In 1986 he was awarded the North Carolina chapter of the United States Junior Chamber of Commerce's "Outstanding Elected Official for the State."

For a number of years he was active in different community groups. He was on the board of directors when the group was formed in 1978, and was elected president of the Friends of Libraries group for East Carolina University in 1981. William Hadden was also the president of the Friends of the Sheppard Memorial Library. He also served on the board of directors for the Pitt County Mental Health Board and the United Fund.

== Tour Guide ==
Hadden traveled to Scotland and Israel during the 1950s on a study grant from the Disciples of Christ Church. He later found that a travel company in Nashville, Tennessee, would pay his way if he acted as a Tour guide for ten or more people to Europe, and so he found twenty people and was also able to take his wife along for free. They were able to get tickets to the Oberammergau Passion Play in 1960. He would also lead several other tours to Europe and the Holy Lands throughout the later 1960s, and later took another study tour of Anglican university chaplains in England for the Episcopal Church in 1983. "Taking tour groups to Europe is the hobby of the Rev. Bill Hadden, Episcopal Chaplain at East Carolina University and until five years ago an ordained minister in the Christian Church.

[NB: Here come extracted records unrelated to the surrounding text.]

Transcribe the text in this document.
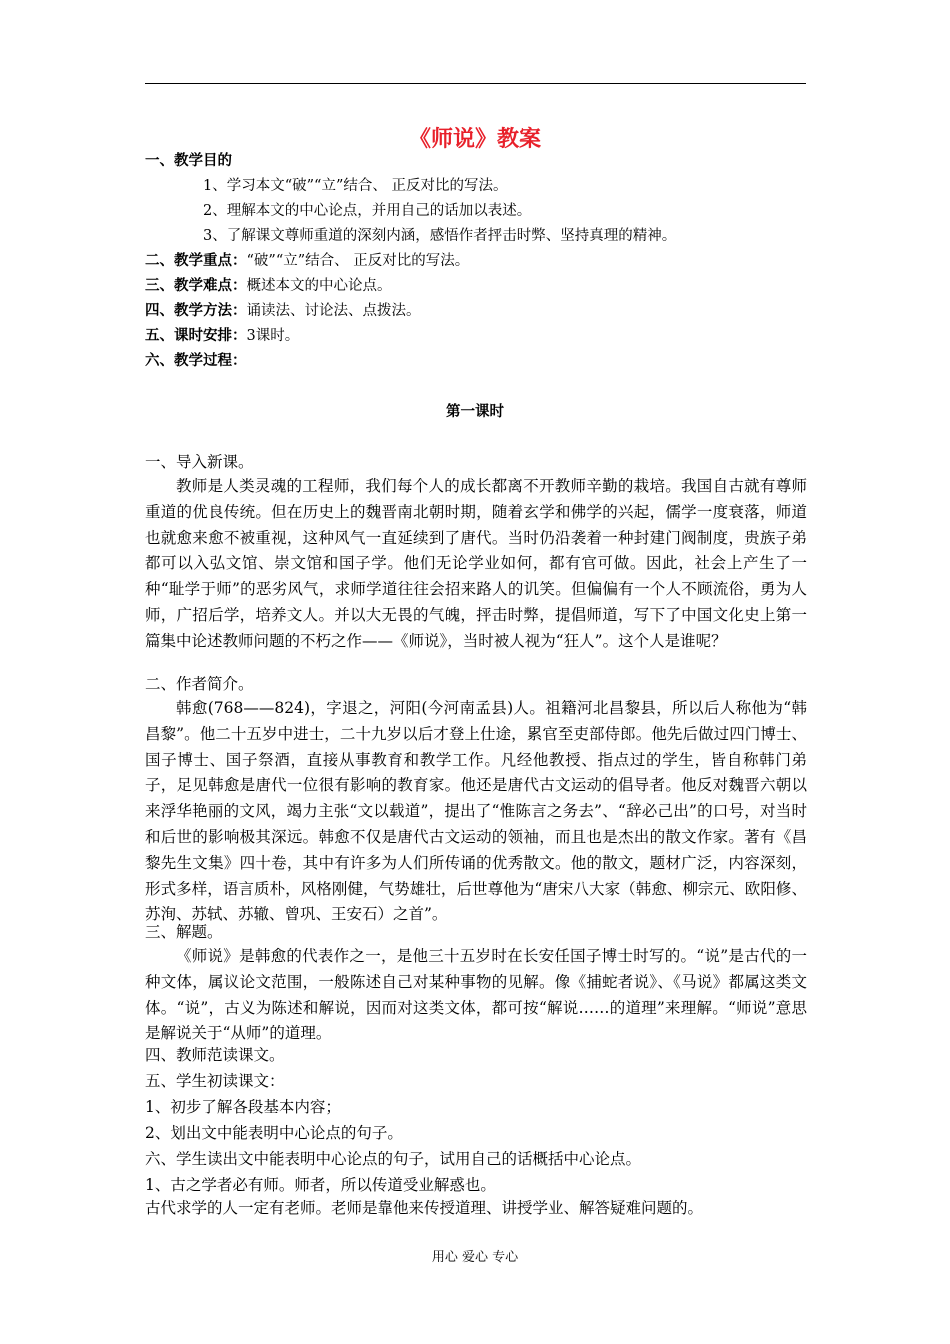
《师说》教案
一、教学目的
1、学习本文“破”“立”结合、 正反对比的写法。
2、理解本文的中心论点，并用自己的话加以表述。
3、了解课文尊师重道的深刻内涵，感悟作者抨击时弊、坚持真理的精神。
二、教学重点：“破”“立”结合、 正反对比的写法。
三、教学难点：概述本文的中心论点。
四、教学方法：诵读法、讨论法、点拨法。
五、课时安排：3课时。
六、教学过程：
第一课时
一、导入新课。

教师是人类灵魂的工程师，我们每个人的成长都离不开教师辛勤的栽培。我国自古就有尊师重道的优良传统。但在历史上的魏晋南北朝时期，随着玄学和佛学的兴起，儒学一度衰落，师道也就愈来愈不被重视，这种风气一直延续到了唐代。当时仍沿袭着一种封建门阀制度，贵族子弟都可以入弘文馆、崇文馆和国子学。他们无论学业如何，都有官可做。因此，社会上产生了一种“耻学于师”的恶劣风气，求师学道往往会招来路人的讥笑。但偏偏有一个人不顾流俗，勇为人师，广招后学，培养文人。并以大无畏的气魄，抨击时弊，提倡师道，写下了中国文化史上第一篇集中论述教师问题的不朽之作——《师说》，当时被人视为“狂人”。这个人是谁呢？

二、作者简介。

韩愈(768——824)，字退之，河阳(今河南孟县)人。祖籍河北昌黎县，所以后人称他为“韩昌黎”。他二十五岁中进士，二十九岁以后才登上仕途，累官至吏部侍郎。他先后做过四门博士、国子博士、国子祭酒，直接从事教育和教学工作。凡经他教授、指点过的学生，皆自称韩门弟子，足见韩愈是唐代一位很有影响的教育家。他还是唐代古文运动的倡导者。他反对魏晋六朝以来浮华艳丽的文风，竭力主张“文以载道”，提出了“惟陈言之务去”、“辞必己出”的口号，对当时和后世的影响极其深远。韩愈不仅是唐代古文运动的领袖，而且也是杰出的散文作家。著有《昌黎先生文集》四十卷，其中有许多为人们所传诵的优秀散文。他的散文，题材广泛，内容深刻，形式多样，语言质朴，风格刚健，气势雄壮，后世尊他为“唐宋八大家（韩愈、柳宗元、欧阳修、苏洵、苏轼、苏辙、曾巩、王安石）之首”。

三、解题。

《师说》是韩愈的代表作之一，是他三十五岁时在长安任国子博士时写的。“说”是古代的一种文体，属议论文范围，一般陈述自己对某种事物的见解。像《捕蛇者说》、《马说》都属这类文体。“说”，古义为陈述和解说，因而对这类文体，都可按“解说……的道理”来理解。“师说”意思是解说关于“从师”的道理。

四、教师范读课文。
五、学生初读课文：
1、初步了解各段基本内容；
2、划出文中能表明中心论点的句子。
六、学生读出文中能表明中心论点的句子，试用自己的话概括中心论点。
1、古之学者必有师。师者，所以传道受业解惑也。
古代求学的人一定有老师。老师是靠他来传授道理、讲授学业、解答疑难问题的。
用心 爱心 专心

Hadden has extensive experience in writing as he served as writer of Sunday School material for the Christian Board of Publication, contributed a weekly column for seven years in The Tennessean of Nashville, and has been published in The Christian and The Pulpit Digest."

== Death ==
After a series of three strokes, Hadden died on June 14, 1995, and is buried in Pinewood Memorial Cemetery, in Greenville, North Carolina.